Bernard Madoff, the former millionaire Ponzi schemer who traded his finance firm title for one in Butner Federal Correction Complex — as Inmate No. 61727-054 — now says he’s racked with guilt and can’t sleep most nights.

“I’m usually up at 4:30 in the morning because I can’t sleep,” said Madoff, 75, who will remain behind bars until 2139, CNN reported. And the insomnia is not due to his loss of his $7 million Manhattan penthouse, or his other homes in New York, Florida or France.

Rather, he told CNN that he misses his family, and he is racked by remorse for his oldest son’s 2010 hanging suicide.

“I was responsible for my son Mark’s death, and that’s very, very difficult,” Madoff said, in CNN. “I live with that.
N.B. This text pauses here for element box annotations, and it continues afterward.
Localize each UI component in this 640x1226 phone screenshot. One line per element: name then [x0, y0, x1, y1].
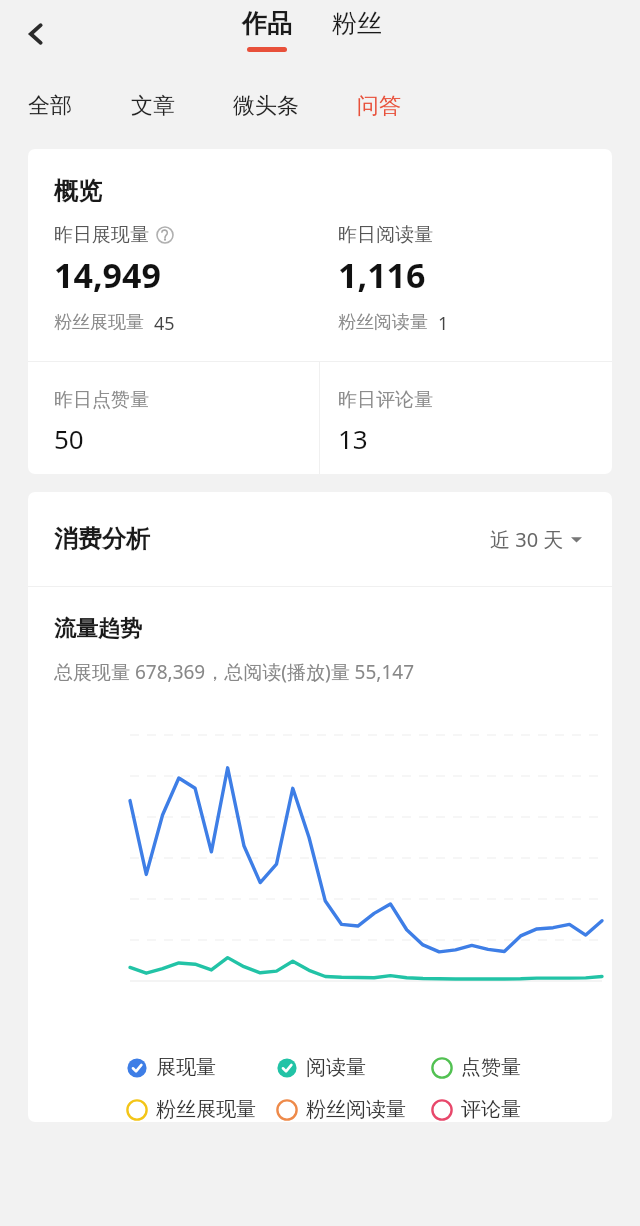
button[interactable]: 全部: [28, 92, 72, 120]
staticText: 昨日展现量: [54, 223, 149, 247]
button[interactable]: 微头条: [233, 92, 299, 120]
staticText: 全部: [28, 92, 72, 120]
staticText: 流量趋势: [54, 615, 142, 643]
staticText: 阅读量: [306, 1055, 366, 1080]
button[interactable]: Back: [14, 12, 58, 56]
staticText: 14,949: [54, 252, 161, 298]
staticText: 粉丝: [332, 8, 382, 39]
button[interactable]: 粉丝: [328, 8, 386, 39]
staticText: 粉丝展现量: [156, 1097, 256, 1122]
staticText: 昨日点赞量: [54, 388, 149, 412]
button[interactable]: 评论量: [431, 1097, 571, 1122]
staticText: 作品: [242, 8, 292, 39]
staticText: 消费分析: [54, 524, 150, 554]
staticText: 问答: [357, 92, 401, 120]
staticText: 粉丝展现量: [54, 311, 144, 334]
button[interactable]: 展现量: [126, 1055, 276, 1080]
staticText: 13: [338, 421, 368, 456]
button[interactable]: 阅读量: [276, 1055, 431, 1080]
button[interactable]: 作品: [238, 8, 296, 52]
staticText: 粉丝阅读量: [306, 1097, 406, 1122]
button[interactable]: 文章: [131, 92, 175, 120]
button[interactable]: 问答: [357, 92, 401, 120]
staticText: 昨日评论量: [338, 388, 433, 412]
staticText: 点赞量: [461, 1055, 521, 1080]
staticText: 粉丝阅读量: [338, 311, 428, 334]
staticText: 45: [154, 311, 175, 336]
staticText: 1,116: [338, 252, 426, 298]
staticText: 微头条: [233, 92, 299, 120]
button[interactable]: 点赞量: [431, 1055, 571, 1080]
staticText: 1: [438, 311, 449, 336]
staticText: 展现量: [156, 1055, 216, 1080]
button[interactable]: 粉丝阅读量: [276, 1097, 431, 1122]
staticText: 50: [54, 421, 84, 456]
staticText: 近 30 天: [490, 526, 564, 553]
button[interactable]: 近 30 天: [486, 522, 586, 557]
staticText: 文章: [131, 92, 175, 120]
staticText: 概览: [54, 176, 102, 206]
staticText: 昨日阅读量: [338, 223, 433, 247]
button[interactable]: 粉丝展现量: [126, 1097, 276, 1122]
staticText: 总展现量 678,369，总阅读(播放)量 55,147: [54, 659, 415, 685]
staticText: 评论量: [461, 1097, 521, 1122]
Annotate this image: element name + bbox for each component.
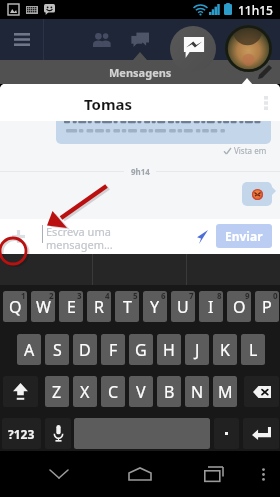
staticText: P bbox=[262, 296, 272, 318]
staticText: Q bbox=[9, 296, 22, 318]
button[interactable]: Add attachment bbox=[0, 219, 36, 254]
staticText: 9h14 bbox=[131, 166, 150, 177]
staticText: Vista em bbox=[234, 145, 267, 156]
button[interactable]: I bbox=[199, 291, 223, 322]
button[interactable]: Y bbox=[143, 291, 167, 322]
staticText: U bbox=[177, 296, 189, 318]
staticText: G bbox=[135, 339, 147, 361]
button[interactable]: Home bbox=[117, 451, 163, 497]
staticText: O bbox=[233, 296, 246, 318]
button[interactable]: O bbox=[227, 291, 251, 322]
staticText: H bbox=[163, 339, 175, 361]
staticText: L bbox=[249, 339, 258, 361]
button[interactable]: S bbox=[45, 334, 69, 365]
button[interactable]: Send sticker bbox=[188, 219, 214, 254]
staticText: 9 bbox=[245, 291, 250, 301]
staticText: Tomas bbox=[84, 94, 133, 114]
button[interactable]: E bbox=[59, 291, 83, 322]
button[interactable]: Q bbox=[3, 291, 27, 322]
staticText: 6 bbox=[161, 291, 166, 301]
button[interactable]: N bbox=[185, 376, 209, 407]
button[interactable]: Voice input bbox=[45, 418, 71, 449]
staticText: 7 bbox=[189, 291, 194, 301]
button[interactable]: More bbox=[247, 451, 280, 497]
button[interactable]: Backspace bbox=[244, 376, 279, 407]
button[interactable]: Menu bbox=[0, 19, 43, 60]
button[interactable]: Period bbox=[214, 418, 239, 449]
staticText: F bbox=[109, 339, 118, 361]
button[interactable]: L bbox=[241, 334, 265, 365]
button[interactable]: D bbox=[73, 334, 97, 365]
button[interactable]: Messenger chat head bbox=[170, 26, 216, 72]
staticText: N bbox=[191, 381, 204, 403]
button[interactable]: C bbox=[101, 376, 125, 407]
button[interactable]: M bbox=[213, 376, 237, 407]
staticText: I bbox=[208, 296, 214, 318]
staticText: 11h15 bbox=[238, 2, 273, 18]
staticText: X bbox=[80, 381, 90, 403]
button[interactable]: W bbox=[31, 291, 55, 322]
button[interactable]: Friend requests bbox=[80, 19, 123, 60]
button[interactable]: Shift bbox=[3, 376, 38, 407]
staticText: Y bbox=[150, 296, 160, 318]
button[interactable]: Enter bbox=[243, 418, 279, 449]
button[interactable]: U bbox=[171, 291, 195, 322]
staticText: 1 bbox=[21, 291, 26, 301]
staticText: ?123 bbox=[8, 426, 35, 442]
button[interactable]: K bbox=[213, 334, 237, 365]
staticText: R bbox=[94, 296, 104, 318]
button[interactable]: Messages bbox=[119, 19, 161, 60]
button[interactable]: G bbox=[129, 334, 153, 365]
staticText: 5 bbox=[133, 291, 138, 301]
staticText: J bbox=[195, 339, 200, 361]
button[interactable]: B bbox=[157, 376, 181, 407]
staticText: 8 bbox=[217, 291, 222, 301]
staticText: 4 bbox=[105, 291, 110, 301]
button[interactable]: R bbox=[87, 291, 111, 322]
staticText: Enviar bbox=[225, 228, 263, 244]
staticText: D bbox=[79, 339, 91, 361]
button[interactable]: Recent apps bbox=[191, 451, 237, 497]
button[interactable]: Z bbox=[45, 376, 69, 407]
button[interactable]: Enviar bbox=[216, 224, 272, 248]
button[interactable]: P bbox=[255, 291, 279, 322]
staticText: V bbox=[136, 381, 146, 403]
staticText: 0 bbox=[273, 291, 278, 301]
button[interactable]: J bbox=[185, 334, 209, 365]
staticText: Escreva uma mensagem… bbox=[46, 224, 113, 252]
staticText: W bbox=[36, 296, 51, 318]
staticText: C bbox=[108, 381, 119, 403]
button[interactable]: Back bbox=[36, 451, 82, 497]
staticText: A bbox=[24, 339, 35, 361]
button[interactable]: H bbox=[157, 334, 181, 365]
staticText: M bbox=[218, 381, 233, 403]
staticText: 2 bbox=[49, 291, 54, 301]
staticText: T bbox=[123, 296, 132, 318]
button[interactable] bbox=[0, 254, 92, 285]
button[interactable]: X bbox=[73, 376, 97, 407]
button[interactable]: V bbox=[129, 376, 153, 407]
staticText: K bbox=[220, 339, 230, 361]
staticText: Mensagens bbox=[109, 65, 172, 80]
staticText: S bbox=[53, 339, 62, 361]
button[interactable]: F bbox=[101, 334, 125, 365]
staticText: Z bbox=[52, 381, 62, 403]
button[interactable]: T bbox=[115, 291, 139, 322]
button[interactable]: Symbols bbox=[2, 418, 41, 449]
staticText: 3 bbox=[77, 291, 82, 301]
button[interactable]: Profile bbox=[225, 25, 272, 72]
button[interactable]: More options bbox=[252, 84, 280, 121]
button[interactable]: A bbox=[17, 334, 41, 365]
button[interactable]: New message bbox=[250, 60, 280, 84]
staticText: B bbox=[164, 381, 175, 403]
staticText: E bbox=[67, 296, 76, 318]
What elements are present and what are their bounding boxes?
I live with the remorse, the pain I caused everybody, certainly my family and the victims.”

He then said, CNN reported: “Obviously, the main concern that I have is being away from my family. Married for 50 years, I had a very close family.”

Madoff’s Ponzi scheme began to fall apart in 2008. But he said in CNN that he started his shady investments in 1987, after Black Monday and his attempt to shield his investors from financial loss. One concealment led to another — and then it all snowballed, he said.

“It was certainly never my intention for this to happen,” he said, in CNN. “I thought I could work myself out of a temporary situation, but it kept getting worse and worse.”

His attorneys earned a reported $700 million in fees for his defense.